ReDay Hungary

Renovate Europe Day + National Building Renovation Day
Planned date: 9 October 2024
Chief Patron: Csaba Lantos, Minister for Energy

Since 2011, the Renovate Europe Campaign (REC), an initiative of the international energy efficiency professional organisation Efficient Buildings Europe, has organised the European Renovation Day (ReDay) every year. The event, which has been organised in Brussels for more than 10 years, has been hosted by the Member State holding the rotating Presidency of the Council of Europe since last year, and ReDay 2023 will be held in the Spanish capital, Madrid. Hungary will host the 2024 event.

The Renovate Europe Campaign aims to raise awareness among European and national decision-makers about energy-efficient building renovation and the wide-ranging economic and social benefits of investing in renovation. The campaign therefore collects and shares practical experience and good examples at local, regional and national level, and provides its members with technical material and a network of contacts. Its biggest event is ReDay, held every autumn.

The Hungarian Energy Efficiency Institute (MEHI) has been working for ten years to promote the issue of national building renovation. As a partner organisation of the Renovate Europe Campaign in Hungary, it is committed to participating in the organisation of ReDay 2024 in Hungary. Our aim is to organise the Hungarian Building Renovation Day alongside the European event from this year onwards. The main theme of the large-scale, one-day conference in Hungary would be energy efficiency renovations, with a number of sub-themes to be addressed in plenary presentations and parallel sessions. We plan to organise the conference annually, as a co-event with this year’s European focus event, to help move energy efficiency up the energy policy agenda.

The importance of Madrid ReDay in October 2023 is reflected by the fact that the event was opened by the European Commissioner for Energy, Kadri Simson. Increasing the pace and depth of building renovation has been a priority of the Spanish Presidency. After plenary presentations by high-level EU officials, the conference continued with a panel discussion focusing on the Buildings Directive, which is about to be voted on, national building renovation plans and EU funding sources for economic recovery. The conference concluded with a site visit to renovation projects in Madrid.

A couple of weeks after the event, Kadri Simson’s entire cabinet took part in a site visit to two renovation projects organised by the REC in Belgium, where she will take over the rotating presidency. By visiting the Belgian renovation projects, the Commission demonstrated the impact that EU policy – in particular the Energy Performance of Buildings Directive – can have on the performance of the energy renovation industry and on accelerating innovative solutions, while at the same time benefiting local communities and small businesses. Belgium also put renovation high on the agenda, with a week-long event, the Belgian Renovation Week, from 15-18 January, which focused on the challenges facing the EU and Belgium in renovation, the transition to sustainable buildings, material innovation, the labour market aspects of energy renovation and ways to stimulate residential renovation.
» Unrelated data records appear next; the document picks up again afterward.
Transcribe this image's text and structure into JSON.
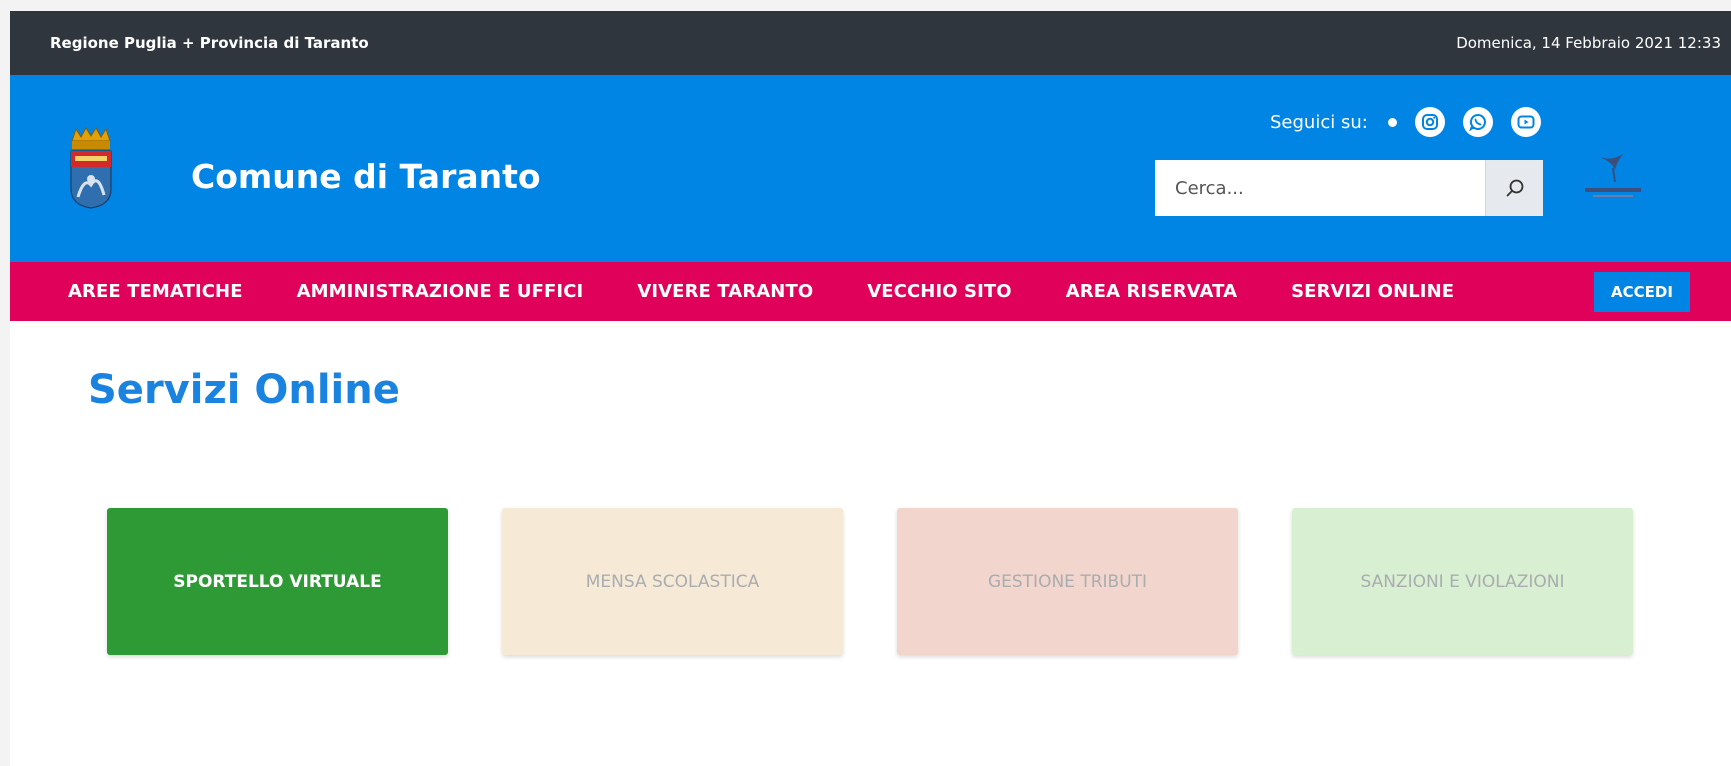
{
  "topbar": {
    "region": "Regione Puglia + Provincia di Taranto",
    "date": "Domenica, 14 Febbraio 2021 12:33"
  },
  "header": {
    "site_title": "Comune di Taranto",
    "social_label": "Seguici su:",
    "social_icons": [
      "instagram-icon",
      "whatsapp-icon",
      "youtube-icon"
    ],
    "search_placeholder": "Cerca..."
  },
  "nav": {
    "items": [
      {
        "label": "AREE TEMATICHE"
      },
      {
        "label": "AMMINISTRAZIONE E UFFICI"
      },
      {
        "label": "VIVERE TARANTO"
      },
      {
        "label": "VECCHIO SITO"
      },
      {
        "label": "AREA RISERVATA"
      },
      {
        "label": "SERVIZI ONLINE"
      }
    ],
    "login_label": "ACCEDI"
  },
  "main": {
    "title": "Servizi Online",
    "cards": [
      {
        "label": "SPORTELLO VIRTUALE",
        "bg": "#2e9a36",
        "active": true
      },
      {
        "label": "MENSA SCOLASTICA",
        "bg": "#f6ead6",
        "active": false
      },
      {
        "label": "GESTIONE TRIBUTI",
        "bg": "#f2d5cc",
        "active": false
      },
      {
        "label": "SANZIONI E VIOLAZIONI",
        "bg": "#d8efd1",
        "active": false
      }
    ]
  },
  "colors": {
    "topbar": "#30363d",
    "header": "#0085e5",
    "nav": "#e0025a",
    "title": "#1a83e0"
  }
}
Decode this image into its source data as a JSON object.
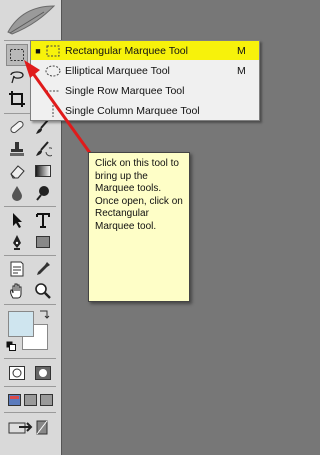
{
  "flyout": {
    "items": [
      {
        "label": "Rectangular Marquee Tool",
        "shortcut": "M",
        "selected": true,
        "icon": "rectangular-marquee-icon"
      },
      {
        "label": "Elliptical Marquee Tool",
        "shortcut": "M",
        "selected": false,
        "icon": "elliptical-marquee-icon"
      },
      {
        "label": "Single Row Marquee Tool",
        "shortcut": "",
        "selected": false,
        "icon": "single-row-marquee-icon"
      },
      {
        "label": "Single Column Marquee Tool",
        "shortcut": "",
        "selected": false,
        "icon": "single-column-marquee-icon"
      }
    ],
    "highlight_color": "#f7f20b"
  },
  "callout": {
    "text": "Click on this tool to bring up the Marquee tools. Once open, click on Rectangular Marquee tool."
  },
  "colors": {
    "foreground": "#cfe5ef",
    "background": "#ffffff",
    "arrow": "#e01b1b",
    "callout_fill": "#fefec7"
  }
}
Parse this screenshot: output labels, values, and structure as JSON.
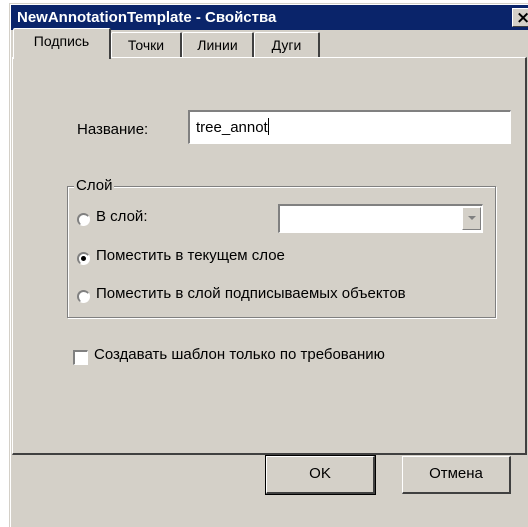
{
  "window": {
    "title": "NewAnnotationTemplate - Свойства",
    "close_glyph": "×"
  },
  "tabs": [
    {
      "label": "Подпись",
      "active": true
    },
    {
      "label": "Точки",
      "active": false
    },
    {
      "label": "Линии",
      "active": false
    },
    {
      "label": "Дуги",
      "active": false
    }
  ],
  "name_field": {
    "label": "Название:",
    "value": "tree_annot"
  },
  "layer_group": {
    "title": "Слой",
    "options": [
      {
        "label": "В слой:",
        "selected": false
      },
      {
        "label": "Поместить в текущем слое",
        "selected": true
      },
      {
        "label": "Поместить в слой подписываемых объектов",
        "selected": false
      }
    ],
    "layer_select_value": ""
  },
  "on_demand_checkbox": {
    "label": "Создавать шаблон только по требованию",
    "checked": false
  },
  "buttons": {
    "ok": "OK",
    "cancel": "Отмена"
  },
  "colors": {
    "titlebar": "#0a246a",
    "face": "#d4d0c8"
  }
}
The high share of energy consumption in domestic buildings (around 40%), the poor energy performance of the building stock, the high potential for energy savings and the economic, competitiveness, social and climate protection benefits of renovation all justify the priority given by the Hungarian Presidency to boost energy efficiency renovation. Without a wave of domestic renovation – around 130,000 homes per year – the 2050 climate neutrality target will not be achieved.

The event is an official partner event of the Presidency of the European Union and is planned to take place at the recently renewed Gellért Campus of the Corvinus University of Budapest (1118 Budapest, Ménesi út 5.).